ドレペの設立したろう学校は、その後オーギュスト・ベビアンらによって手話法を更に進化させていきました。ベビアンは手話法に加えて書記言語の必要性を指摘し、一方で口話や読話は重視しませんでした。こうしたことから、ベビアンはバイリンガルろう教育の元祖と見なされることもあります。ドレペの手話法は19世に入るとトーマス・ホプキンス・ギャローデットによってアメリカ合衆国にも普及しました。また19世紀ヨーロッパではドレペの手話法が広く受容され、ハイニッケの口話法は次第に衰退していきました。アメリカに最初の聾学校(アメリカ聾施設)が創立されたのは1817年のことでした。
しかし、やがて口話法も復活していきました。19世紀はドレペの流れを汲むフランス式の手話法が優勢でしたが、ドイツのプロイセンの国力が伸張するとともに、ハイニッケの流れを汲む口話法が再注目されるようになりました。プロイセンの首相であるビスマルクの政治力が大きな影響を与えたといわれています。

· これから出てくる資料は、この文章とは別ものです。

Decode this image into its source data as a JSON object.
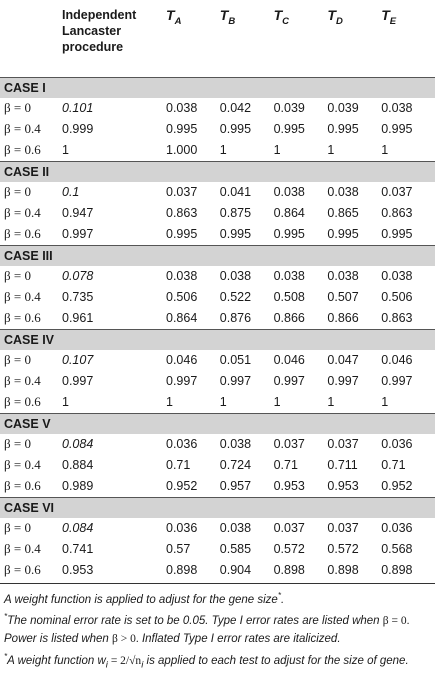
{
  "header": {
    "row_label": "",
    "col1": "Independent Lancaster procedure",
    "tests": [
      {
        "letter": "T",
        "sub": "A"
      },
      {
        "letter": "T",
        "sub": "B"
      },
      {
        "letter": "T",
        "sub": "C"
      },
      {
        "letter": "T",
        "sub": "D"
      },
      {
        "letter": "T",
        "sub": "E"
      }
    ]
  },
  "cases": [
    {
      "name": "CASE I",
      "rows": [
        {
          "label": "β = 0",
          "ilp": "0.101",
          "ilp_italic": true,
          "values": [
            "0.038",
            "0.042",
            "0.039",
            "0.039",
            "0.038"
          ]
        },
        {
          "label": "β = 0.4",
          "ilp": "0.999",
          "ilp_italic": false,
          "values": [
            "0.995",
            "0.995",
            "0.995",
            "0.995",
            "0.995"
          ]
        },
        {
          "label": "β = 0.6",
          "ilp": "1",
          "ilp_italic": false,
          "values": [
            "1.000",
            "1",
            "1",
            "1",
            "1"
          ]
        }
      ]
    },
    {
      "name": "CASE II",
      "rows": [
        {
          "label": "β = 0",
          "ilp": "0.1",
          "ilp_italic": true,
          "values": [
            "0.037",
            "0.041",
            "0.038",
            "0.038",
            "0.037"
          ]
        },
        {
          "label": "β = 0.4",
          "ilp": "0.947",
          "ilp_italic": false,
          "values": [
            "0.863",
            "0.875",
            "0.864",
            "0.865",
            "0.863"
          ]
        },
        {
          "label": "β = 0.6",
          "ilp": "0.997",
          "ilp_italic": false,
          "values": [
            "0.995",
            "0.995",
            "0.995",
            "0.995",
            "0.995"
          ]
        }
      ]
    },
    {
      "name": "CASE III",
      "rows": [
        {
          "label": "β = 0",
          "ilp": "0.078",
          "ilp_italic": true,
          "values": [
            "0.038",
            "0.038",
            "0.038",
            "0.038",
            "0.038"
          ]
        },
        {
          "label": "β = 0.4",
          "ilp": "0.735",
          "ilp_italic": false,
          "values": [
            "0.506",
            "0.522",
            "0.508",
            "0.507",
            "0.506"
          ]
        },
        {
          "label": "β = 0.6",
          "ilp": "0.961",
          "ilp_italic": false,
          "values": [
            "0.864",
            "0.876",
            "0.866",
            "0.866",
            "0.863"
          ]
        }
      ]
    },
    {
      "name": "CASE IV",
      "rows": [
        {
          "label": "β = 0",
          "ilp": "0.107",
          "ilp_italic": true,
          "values": [
            "0.046",
            "0.051",
            "0.046",
            "0.047",
            "0.046"
          ]
        },
        {
          "label": "β = 0.4",
          "ilp": "0.997",
          "ilp_italic": false,
          "values": [
            "0.997",
            "0.997",
            "0.997",
            "0.997",
            "0.997"
          ]
        },
        {
          "label": "β = 0.6",
          "ilp": "1",
          "ilp_italic": false,
          "values": [
            "1",
            "1",
            "1",
            "1",
            "1"
          ]
        }
      ]
    },
    {
      "name": "CASE V",
      "rows": [
        {
          "label": "β = 0",
          "ilp": "0.084",
          "ilp_italic": true,
          "values": [
            "0.036",
            "0.038",
            "0.037",
            "0.037",
            "0.036"
          ]
        },
        {
          "label": "β = 0.4",
          "ilp": "0.884",
          "ilp_italic": false,
          "values": [
            "0.71",
            "0.724",
            "0.71",
            "0.711",
            "0.71"
          ]
        },
        {
          "label": "β = 0.6",
          "ilp": "0.989",
          "ilp_italic": false,
          "values": [
            "0.952",
            "0.957",
            "0.953",
            "0.953",
            "0.952"
          ]
        }
      ]
    },
    {
      "name": "CASE VI",
      "rows": [
        {
          "label": "β = 0",
          "ilp": "0.084",
          "ilp_italic": true,
          "values": [
            "0.036",
            "0.038",
            "0.037",
            "0.037",
            "0.036"
          ]
        },
        {
          "label": "β = 0.4",
          "ilp": "0.741",
          "ilp_italic": false,
          "values": [
            "0.57",
            "0.585",
            "0.572",
            "0.572",
            "0.568"
          ]
        },
        {
          "label": "β = 0.6",
          "ilp": "0.953",
          "ilp_italic": false,
          "values": [
            "0.898",
            "0.904",
            "0.898",
            "0.898",
            "0.898"
          ]
        }
      ]
    }
  ],
  "notes": {
    "line1": "A weight function is applied to adjust for the gene size",
    "line1_mark": "*",
    "line2_mark": "*",
    "line2a": "The nominal error rate is set to be 0.05. Type I error rates are listed when",
    "line2_beta0": "β = 0.",
    "line2b": "Power is listed when",
    "line2_betagt": "β > 0.",
    "line2c": "Inflated Type I error rates are italicized.",
    "line3_mark": "*",
    "line3a": "A weight function",
    "line3_formula": "w",
    "line3_formula_sub": "i",
    "line3_formula_rest": " = 2/√n",
    "line3_formula_sub2": "i",
    "line3b": "is applied to each test to adjust for the size of gene."
  }
}
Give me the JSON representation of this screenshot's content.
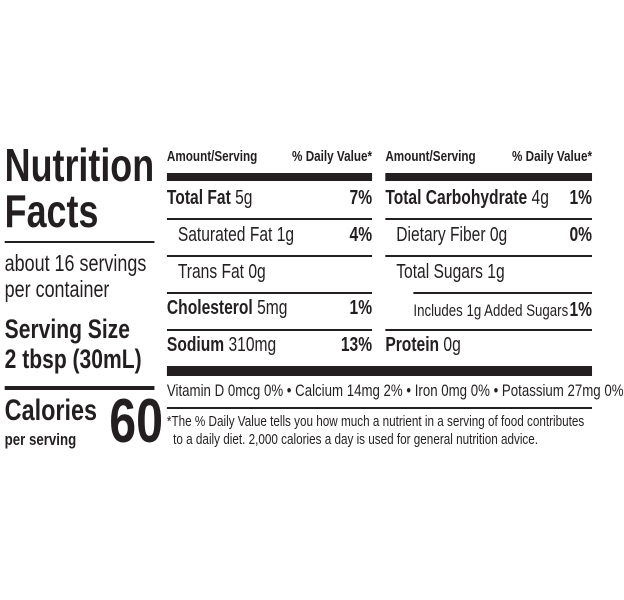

聴覚口話法の時代がやってくるのは、20世紀に入ると補聴器などの科学技術が発達し、ろう教育には新たに聴覚活用の概念が加わったことによります。これを取り入れたのが聴覚口話法で、日本では1970年代に研究と実践が開始されました。聴覚口話法は、聴覚障害児の一部には非常に有効な教育法であり、21世紀の現在に至るまで研究と改良が続けられています。聴力損失が90デシベル以下であれば、ほぼ確実に音声言語を獲得出来るとされています。また聴力損失110デシベルであっても成功例が無いわけではないとも指摘されています。
聴覚口話法は学力的な進展があったかというとそうともいえず、次にトータル・コミュニケーションが登場してきます。1880年以来、欧米そして日本のろう教育は長い間口話法、聴覚口話法を主に採用していたのですが、1960年代に入り、口話法一辺倒の手法への疑問が、ろう教育家からも呈されるようになりました。そこで1967年に考案されたのが「トータル・コミュニケーション」の概念です。トータル・コミュニケーションは、手話法や口話法という方法論ではなく、1つの理念であり、コミュニケーション手段を限定せず、聴覚障害児にとって、理解するためには可能な全ての手段を活用しようというものです。その理念が聾教育採り入れられたものです。内容的には口話を捨て去るということではなかったのですが、純粋口話法を推進する人々にとって、禁止している手話を使用することには抵抗があり、「トータル・コミュニケーションとは手話使用と同義だ」として反対も強かったのです。
日本では、栃木聾学校が「同時法」を提唱し、聾教育に手話を導入することを実践しました。同時法というのは、口話と手話を同時に使用する、という意味ですが、指文字の改良を行ったり、漢字に対応する手話を考案したりして、それが本来の「日本語対応手話」です。